Replication comes first
Structuring python data science projects for replication
Outline
This presentation is about making better replication packages with less effort.
You need to be thinking about replication from the start of each project.
Just recognizing and applying a few patterns to your workflow will make the replication package a byproduct of your analysis rather than a chore that’s left until the end.
Why replication is important.
Why researchers find replication hard.
How to make replication easy.
Replication is not optional
If you want to publish at any top journal or the Bank of Canada website, you will need to prepare a replication package.
Replication should not be optional
Even if you aren’t planning on publishing you should still care.
Our job is not to publish papers, it is to produce scientific knowledge.
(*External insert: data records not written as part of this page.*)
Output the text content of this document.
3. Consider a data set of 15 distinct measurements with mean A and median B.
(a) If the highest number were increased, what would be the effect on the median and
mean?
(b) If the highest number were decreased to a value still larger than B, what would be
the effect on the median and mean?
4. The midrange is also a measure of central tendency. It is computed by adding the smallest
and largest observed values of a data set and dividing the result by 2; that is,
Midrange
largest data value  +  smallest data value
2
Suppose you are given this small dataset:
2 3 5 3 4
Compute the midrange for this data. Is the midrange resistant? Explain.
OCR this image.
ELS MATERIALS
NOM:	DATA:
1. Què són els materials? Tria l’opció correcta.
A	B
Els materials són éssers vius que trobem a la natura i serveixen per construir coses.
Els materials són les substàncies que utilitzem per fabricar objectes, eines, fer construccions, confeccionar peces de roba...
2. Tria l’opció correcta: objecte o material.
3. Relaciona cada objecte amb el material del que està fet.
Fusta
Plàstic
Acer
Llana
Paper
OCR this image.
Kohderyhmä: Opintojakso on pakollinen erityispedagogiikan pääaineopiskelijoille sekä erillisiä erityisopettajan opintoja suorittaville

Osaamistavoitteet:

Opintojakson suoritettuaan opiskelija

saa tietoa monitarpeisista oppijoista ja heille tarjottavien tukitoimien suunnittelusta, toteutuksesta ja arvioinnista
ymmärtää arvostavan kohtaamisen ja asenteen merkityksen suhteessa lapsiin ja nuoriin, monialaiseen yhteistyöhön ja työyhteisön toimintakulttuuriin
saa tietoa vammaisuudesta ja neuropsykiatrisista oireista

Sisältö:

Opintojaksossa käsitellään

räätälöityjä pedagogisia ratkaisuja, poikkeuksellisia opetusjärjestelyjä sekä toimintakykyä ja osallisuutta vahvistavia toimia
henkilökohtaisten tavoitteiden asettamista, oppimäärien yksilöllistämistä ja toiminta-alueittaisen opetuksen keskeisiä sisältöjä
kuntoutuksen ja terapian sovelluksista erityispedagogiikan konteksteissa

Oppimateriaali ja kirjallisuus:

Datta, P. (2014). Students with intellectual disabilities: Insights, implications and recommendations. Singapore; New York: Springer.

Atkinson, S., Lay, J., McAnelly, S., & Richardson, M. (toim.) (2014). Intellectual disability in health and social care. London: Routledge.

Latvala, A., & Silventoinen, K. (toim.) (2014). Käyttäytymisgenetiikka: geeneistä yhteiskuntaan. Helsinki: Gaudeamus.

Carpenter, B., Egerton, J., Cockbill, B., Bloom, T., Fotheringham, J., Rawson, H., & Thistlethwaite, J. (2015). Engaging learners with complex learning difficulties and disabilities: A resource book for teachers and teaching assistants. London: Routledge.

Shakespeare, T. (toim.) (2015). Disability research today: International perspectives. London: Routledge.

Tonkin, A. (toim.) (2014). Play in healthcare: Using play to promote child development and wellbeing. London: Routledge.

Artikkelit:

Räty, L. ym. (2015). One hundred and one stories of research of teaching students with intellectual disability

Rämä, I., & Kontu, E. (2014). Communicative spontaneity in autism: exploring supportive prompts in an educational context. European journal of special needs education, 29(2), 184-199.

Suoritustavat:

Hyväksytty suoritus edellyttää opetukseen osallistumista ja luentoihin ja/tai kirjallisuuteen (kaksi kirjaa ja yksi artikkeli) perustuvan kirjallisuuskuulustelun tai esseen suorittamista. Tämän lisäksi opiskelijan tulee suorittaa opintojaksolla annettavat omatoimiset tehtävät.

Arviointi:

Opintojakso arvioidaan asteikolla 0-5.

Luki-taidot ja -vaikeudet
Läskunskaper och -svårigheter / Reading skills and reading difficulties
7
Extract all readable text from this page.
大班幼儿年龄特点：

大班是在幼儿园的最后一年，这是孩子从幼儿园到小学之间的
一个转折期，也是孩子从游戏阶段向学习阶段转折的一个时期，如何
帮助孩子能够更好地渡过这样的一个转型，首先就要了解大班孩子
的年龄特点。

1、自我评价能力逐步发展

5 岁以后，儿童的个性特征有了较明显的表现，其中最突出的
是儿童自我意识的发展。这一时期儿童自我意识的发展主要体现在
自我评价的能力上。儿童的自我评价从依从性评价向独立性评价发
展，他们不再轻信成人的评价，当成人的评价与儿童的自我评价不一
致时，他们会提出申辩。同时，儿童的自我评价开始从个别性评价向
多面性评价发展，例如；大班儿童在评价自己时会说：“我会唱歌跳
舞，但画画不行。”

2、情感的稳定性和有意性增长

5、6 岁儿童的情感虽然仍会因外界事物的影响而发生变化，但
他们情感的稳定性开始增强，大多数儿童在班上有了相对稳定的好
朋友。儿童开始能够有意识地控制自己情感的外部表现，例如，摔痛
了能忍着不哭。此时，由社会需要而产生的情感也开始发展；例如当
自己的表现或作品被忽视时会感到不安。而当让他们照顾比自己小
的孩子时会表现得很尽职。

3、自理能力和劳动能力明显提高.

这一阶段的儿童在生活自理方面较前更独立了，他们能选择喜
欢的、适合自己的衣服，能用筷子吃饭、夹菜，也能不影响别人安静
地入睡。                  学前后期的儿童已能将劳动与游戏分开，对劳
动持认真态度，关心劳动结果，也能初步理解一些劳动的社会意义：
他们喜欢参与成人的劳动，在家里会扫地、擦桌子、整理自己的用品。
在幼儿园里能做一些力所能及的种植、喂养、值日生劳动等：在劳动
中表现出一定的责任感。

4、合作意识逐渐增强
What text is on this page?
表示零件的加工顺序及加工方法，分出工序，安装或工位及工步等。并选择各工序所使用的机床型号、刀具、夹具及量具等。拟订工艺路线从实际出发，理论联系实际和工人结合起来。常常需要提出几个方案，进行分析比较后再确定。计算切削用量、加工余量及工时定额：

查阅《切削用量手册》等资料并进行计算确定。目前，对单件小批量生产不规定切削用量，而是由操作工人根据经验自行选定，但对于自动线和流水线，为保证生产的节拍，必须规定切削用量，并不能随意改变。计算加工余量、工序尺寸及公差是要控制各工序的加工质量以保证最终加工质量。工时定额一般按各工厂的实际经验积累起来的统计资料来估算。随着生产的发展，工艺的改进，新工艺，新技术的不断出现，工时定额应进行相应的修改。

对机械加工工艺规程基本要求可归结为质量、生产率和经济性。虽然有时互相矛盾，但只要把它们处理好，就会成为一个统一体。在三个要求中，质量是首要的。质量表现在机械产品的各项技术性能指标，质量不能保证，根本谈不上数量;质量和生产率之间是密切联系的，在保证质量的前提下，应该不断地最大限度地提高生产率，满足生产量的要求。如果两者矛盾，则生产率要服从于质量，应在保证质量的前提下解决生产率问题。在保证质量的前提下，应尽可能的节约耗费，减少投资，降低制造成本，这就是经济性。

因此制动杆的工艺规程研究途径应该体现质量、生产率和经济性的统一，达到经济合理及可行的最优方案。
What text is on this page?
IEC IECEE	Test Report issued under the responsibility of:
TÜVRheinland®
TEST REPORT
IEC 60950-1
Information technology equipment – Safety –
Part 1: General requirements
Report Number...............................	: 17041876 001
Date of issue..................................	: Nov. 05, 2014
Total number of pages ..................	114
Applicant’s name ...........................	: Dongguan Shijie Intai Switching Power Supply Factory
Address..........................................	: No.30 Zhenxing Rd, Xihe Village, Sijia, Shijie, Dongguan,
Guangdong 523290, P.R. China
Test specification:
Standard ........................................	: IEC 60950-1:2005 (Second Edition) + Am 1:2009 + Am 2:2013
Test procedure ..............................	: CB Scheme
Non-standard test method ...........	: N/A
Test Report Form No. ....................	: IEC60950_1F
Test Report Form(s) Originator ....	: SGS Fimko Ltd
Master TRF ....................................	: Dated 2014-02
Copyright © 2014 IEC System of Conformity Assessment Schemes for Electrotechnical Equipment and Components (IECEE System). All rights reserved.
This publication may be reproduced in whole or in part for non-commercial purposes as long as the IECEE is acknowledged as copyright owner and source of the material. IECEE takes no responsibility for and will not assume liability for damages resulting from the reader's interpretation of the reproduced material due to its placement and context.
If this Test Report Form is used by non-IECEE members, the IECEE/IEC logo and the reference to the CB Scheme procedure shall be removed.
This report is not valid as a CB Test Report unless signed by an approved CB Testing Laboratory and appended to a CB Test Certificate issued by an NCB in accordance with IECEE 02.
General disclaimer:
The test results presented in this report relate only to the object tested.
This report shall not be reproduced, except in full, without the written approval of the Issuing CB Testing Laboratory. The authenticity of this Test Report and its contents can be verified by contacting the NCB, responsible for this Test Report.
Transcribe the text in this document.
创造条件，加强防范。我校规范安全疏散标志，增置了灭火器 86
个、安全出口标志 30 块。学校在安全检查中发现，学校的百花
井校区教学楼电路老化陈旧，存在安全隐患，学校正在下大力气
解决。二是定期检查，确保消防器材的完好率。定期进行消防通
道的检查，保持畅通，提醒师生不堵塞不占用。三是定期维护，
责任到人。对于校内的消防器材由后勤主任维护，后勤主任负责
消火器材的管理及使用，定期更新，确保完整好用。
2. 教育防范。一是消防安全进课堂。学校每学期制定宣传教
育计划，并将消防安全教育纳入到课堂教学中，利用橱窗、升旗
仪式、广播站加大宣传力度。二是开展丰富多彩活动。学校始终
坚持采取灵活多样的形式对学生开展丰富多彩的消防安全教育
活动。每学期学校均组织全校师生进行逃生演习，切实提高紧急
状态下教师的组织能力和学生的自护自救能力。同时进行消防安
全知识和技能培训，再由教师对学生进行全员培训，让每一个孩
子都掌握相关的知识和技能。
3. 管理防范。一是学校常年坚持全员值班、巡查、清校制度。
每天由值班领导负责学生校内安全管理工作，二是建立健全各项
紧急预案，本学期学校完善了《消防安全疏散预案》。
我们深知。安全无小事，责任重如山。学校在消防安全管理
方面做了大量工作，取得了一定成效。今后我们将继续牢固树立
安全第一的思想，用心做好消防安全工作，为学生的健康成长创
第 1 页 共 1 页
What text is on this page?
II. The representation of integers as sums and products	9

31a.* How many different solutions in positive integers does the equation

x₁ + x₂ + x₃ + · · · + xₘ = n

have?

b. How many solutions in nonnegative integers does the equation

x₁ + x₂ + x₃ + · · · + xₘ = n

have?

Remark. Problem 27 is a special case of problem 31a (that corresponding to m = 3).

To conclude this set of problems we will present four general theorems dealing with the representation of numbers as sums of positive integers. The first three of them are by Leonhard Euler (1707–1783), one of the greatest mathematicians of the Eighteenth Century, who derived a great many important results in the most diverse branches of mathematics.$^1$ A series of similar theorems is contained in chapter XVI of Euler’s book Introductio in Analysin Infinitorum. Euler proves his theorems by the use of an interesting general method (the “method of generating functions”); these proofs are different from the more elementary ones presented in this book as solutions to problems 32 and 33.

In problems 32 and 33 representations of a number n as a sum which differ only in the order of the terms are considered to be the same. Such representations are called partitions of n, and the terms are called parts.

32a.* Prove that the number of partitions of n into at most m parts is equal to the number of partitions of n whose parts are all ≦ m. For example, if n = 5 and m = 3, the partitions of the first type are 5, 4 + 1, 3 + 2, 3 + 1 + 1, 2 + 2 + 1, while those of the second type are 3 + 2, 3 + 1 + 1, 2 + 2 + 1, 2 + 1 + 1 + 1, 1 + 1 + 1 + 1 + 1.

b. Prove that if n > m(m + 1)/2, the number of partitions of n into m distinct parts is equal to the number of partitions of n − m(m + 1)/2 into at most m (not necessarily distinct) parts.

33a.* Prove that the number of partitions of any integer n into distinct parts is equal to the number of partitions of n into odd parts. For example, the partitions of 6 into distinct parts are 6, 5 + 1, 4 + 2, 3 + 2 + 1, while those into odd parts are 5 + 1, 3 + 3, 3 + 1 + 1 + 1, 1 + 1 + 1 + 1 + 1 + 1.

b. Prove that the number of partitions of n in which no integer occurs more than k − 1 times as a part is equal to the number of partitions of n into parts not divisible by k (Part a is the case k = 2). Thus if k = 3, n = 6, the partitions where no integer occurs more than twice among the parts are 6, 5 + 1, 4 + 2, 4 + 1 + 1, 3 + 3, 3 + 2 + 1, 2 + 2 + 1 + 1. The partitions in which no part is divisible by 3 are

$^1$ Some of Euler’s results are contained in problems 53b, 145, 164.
Replication is part of that.
Replicable workflows will also help future you and future RAs to be more productive.
Replication is the heart of science.
We are empiricists; we shouldn’t trust what we can’t see.
The most likely replicator is you six months from now.
Why the hate?
Most replication packages are not very good.
This is because researcher’s find making them difficult and boring.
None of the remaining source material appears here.